President Obama is meeting with Internet CEOs on Friday, two days after a National Security Agency (NSA) official alleged that Internet companies were fully aware of the NSA surveillance programs, even though those companies have claimed otherwise.

Months after former government contractor Edward Snowden exposed the vast extent of the NSA's programs, new information about the surveillance programs is still coming out.

On Wednesday, the NSA's general counsel Rajesh De told a government oversight group that the companies were fully aware of the NSA's collection of information under Section 702 the Fisa Amendments Act, according to the Guardian. That includes the collection of information through the NSA's so-called Prism program -- a program that companies like Facebook and Apple said they had never heard of.

"Prism was an internal government term that as the result of leaks became the public term," De told the Privacy and Civil Liberties Oversight Board, the Guardian reports. "Collection under this program was a compulsory legal process, that any recipient company would receive."

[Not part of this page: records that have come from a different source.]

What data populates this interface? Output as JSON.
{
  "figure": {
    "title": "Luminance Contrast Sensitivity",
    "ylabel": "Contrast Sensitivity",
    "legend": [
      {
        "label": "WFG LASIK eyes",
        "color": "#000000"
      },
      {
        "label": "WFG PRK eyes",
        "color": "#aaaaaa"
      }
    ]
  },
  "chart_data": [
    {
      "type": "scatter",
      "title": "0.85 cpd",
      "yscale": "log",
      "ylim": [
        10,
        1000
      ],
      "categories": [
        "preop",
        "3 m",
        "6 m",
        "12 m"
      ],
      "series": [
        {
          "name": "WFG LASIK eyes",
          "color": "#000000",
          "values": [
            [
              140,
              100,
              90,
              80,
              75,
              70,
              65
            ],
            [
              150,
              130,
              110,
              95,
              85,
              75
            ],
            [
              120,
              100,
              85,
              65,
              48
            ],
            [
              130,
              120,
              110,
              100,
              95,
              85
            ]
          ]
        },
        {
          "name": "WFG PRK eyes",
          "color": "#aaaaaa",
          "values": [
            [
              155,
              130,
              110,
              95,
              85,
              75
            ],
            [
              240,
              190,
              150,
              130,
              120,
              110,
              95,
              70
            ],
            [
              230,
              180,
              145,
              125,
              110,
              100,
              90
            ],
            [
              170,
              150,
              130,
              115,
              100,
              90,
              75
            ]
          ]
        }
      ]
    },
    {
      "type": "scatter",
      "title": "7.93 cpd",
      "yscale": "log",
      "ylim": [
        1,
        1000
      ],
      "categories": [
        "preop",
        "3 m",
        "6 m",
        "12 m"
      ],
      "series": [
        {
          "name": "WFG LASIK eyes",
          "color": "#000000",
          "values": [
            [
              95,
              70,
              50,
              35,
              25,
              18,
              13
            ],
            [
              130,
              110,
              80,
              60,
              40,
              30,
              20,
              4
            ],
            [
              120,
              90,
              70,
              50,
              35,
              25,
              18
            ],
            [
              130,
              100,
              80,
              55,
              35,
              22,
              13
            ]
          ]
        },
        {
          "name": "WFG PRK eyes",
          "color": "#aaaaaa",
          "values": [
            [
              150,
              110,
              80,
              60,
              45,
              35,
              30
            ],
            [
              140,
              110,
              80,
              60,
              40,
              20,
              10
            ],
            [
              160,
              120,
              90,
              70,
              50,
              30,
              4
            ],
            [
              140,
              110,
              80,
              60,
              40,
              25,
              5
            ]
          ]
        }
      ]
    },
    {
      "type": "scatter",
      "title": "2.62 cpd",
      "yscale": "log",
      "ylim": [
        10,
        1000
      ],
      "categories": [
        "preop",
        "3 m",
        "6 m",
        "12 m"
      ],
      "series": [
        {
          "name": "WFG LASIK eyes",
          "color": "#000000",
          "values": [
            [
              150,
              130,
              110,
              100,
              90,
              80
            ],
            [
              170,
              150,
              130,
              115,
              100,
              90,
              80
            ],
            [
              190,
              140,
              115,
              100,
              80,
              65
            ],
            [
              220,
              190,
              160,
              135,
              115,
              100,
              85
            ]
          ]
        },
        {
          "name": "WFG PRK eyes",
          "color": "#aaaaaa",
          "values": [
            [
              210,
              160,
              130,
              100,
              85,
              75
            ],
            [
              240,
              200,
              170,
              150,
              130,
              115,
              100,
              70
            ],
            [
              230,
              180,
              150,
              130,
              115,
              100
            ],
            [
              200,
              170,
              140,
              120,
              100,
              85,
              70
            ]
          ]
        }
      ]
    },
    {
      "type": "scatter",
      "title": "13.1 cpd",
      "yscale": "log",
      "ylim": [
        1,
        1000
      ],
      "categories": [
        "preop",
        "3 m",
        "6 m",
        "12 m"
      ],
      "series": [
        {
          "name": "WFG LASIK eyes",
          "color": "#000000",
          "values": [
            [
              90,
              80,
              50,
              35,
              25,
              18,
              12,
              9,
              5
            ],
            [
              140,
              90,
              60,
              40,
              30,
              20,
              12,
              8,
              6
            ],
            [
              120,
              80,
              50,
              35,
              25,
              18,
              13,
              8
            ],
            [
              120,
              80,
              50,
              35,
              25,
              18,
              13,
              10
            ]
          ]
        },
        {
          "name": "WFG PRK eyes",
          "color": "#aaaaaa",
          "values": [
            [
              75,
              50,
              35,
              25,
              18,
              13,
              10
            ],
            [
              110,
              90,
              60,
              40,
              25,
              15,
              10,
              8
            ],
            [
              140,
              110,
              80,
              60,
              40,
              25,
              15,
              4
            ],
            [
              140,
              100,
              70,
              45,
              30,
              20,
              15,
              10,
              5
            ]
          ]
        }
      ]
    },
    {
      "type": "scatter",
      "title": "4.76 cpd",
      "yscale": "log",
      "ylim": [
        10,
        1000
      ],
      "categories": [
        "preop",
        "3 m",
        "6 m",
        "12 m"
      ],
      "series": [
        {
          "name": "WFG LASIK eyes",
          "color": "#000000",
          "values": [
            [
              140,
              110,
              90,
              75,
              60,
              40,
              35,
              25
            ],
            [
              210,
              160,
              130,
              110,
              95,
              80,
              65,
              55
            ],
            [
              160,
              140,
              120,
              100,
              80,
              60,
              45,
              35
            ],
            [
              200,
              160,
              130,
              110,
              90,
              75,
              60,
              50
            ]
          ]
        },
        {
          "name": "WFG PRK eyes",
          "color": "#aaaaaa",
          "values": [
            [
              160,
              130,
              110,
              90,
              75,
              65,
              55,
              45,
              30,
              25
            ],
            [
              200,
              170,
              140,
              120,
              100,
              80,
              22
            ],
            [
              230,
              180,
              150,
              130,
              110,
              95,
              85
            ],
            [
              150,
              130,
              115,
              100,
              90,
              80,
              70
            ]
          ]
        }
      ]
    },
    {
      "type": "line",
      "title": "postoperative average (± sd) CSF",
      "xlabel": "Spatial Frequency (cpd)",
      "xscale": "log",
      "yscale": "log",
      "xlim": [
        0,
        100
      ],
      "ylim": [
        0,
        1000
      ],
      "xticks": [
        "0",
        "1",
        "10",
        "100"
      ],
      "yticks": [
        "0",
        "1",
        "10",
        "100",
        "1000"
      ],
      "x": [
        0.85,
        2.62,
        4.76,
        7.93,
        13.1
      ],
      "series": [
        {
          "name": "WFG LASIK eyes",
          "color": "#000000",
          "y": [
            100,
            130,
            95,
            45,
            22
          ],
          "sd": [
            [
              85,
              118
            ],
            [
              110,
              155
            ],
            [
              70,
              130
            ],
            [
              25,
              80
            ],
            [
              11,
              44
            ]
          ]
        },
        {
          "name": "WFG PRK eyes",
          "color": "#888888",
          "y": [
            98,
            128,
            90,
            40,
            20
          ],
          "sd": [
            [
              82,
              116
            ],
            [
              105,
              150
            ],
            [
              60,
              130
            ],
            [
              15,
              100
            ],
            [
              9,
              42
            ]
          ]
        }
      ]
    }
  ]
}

De reiterated the point to the Guardian: "All 702 collection is pursuant to court directives, so they [the tech companies] have to know."

After the Guardian and the Washington Post exposed the Prism program last year, several of the companies allegedly involved -- such as Apple, Google, Facebook and AOL -- adamantly denied any involvement with it.

Facebook CEO Mark Zuckerberg released a statement saying, "We have never received a blanket request or court order from any government agency asking for information or metadata in bulk, like the one Verizon reportedly received. And if we did, we would fight it aggressively. We hadn't even heard of PRISM before yesterday."

Last week, Zuckerberg said in a Facebook note that he called Mr. Obama to express his "frustration over the damage the government is creating for all of our future."

"The US government should be the champion for the internet, not a threat," he said. "They need to be much more transparent about what they're doing, or otherwise people will believe the worst."

Zuckerberg and Google's executive chairman Eric Schmidt, Netflix CEO Reed Hastings and Dropbox CEO Drew Houston are among those attending Friday's meeting, the White House confirmed.

Mr. Obama's meetings with Internet CEOs also comes one week before Attorney General Eric Holder and the intelligence community are expected to give Mr. Obama a report on ways to reform surveillance programs. In a major speech on the NSA that he delivered in January, Mr. Obama directed Holder and the intelligence community to devise a way to to transfer metadata collected by the NSA out of government databases and into the hands of a third party.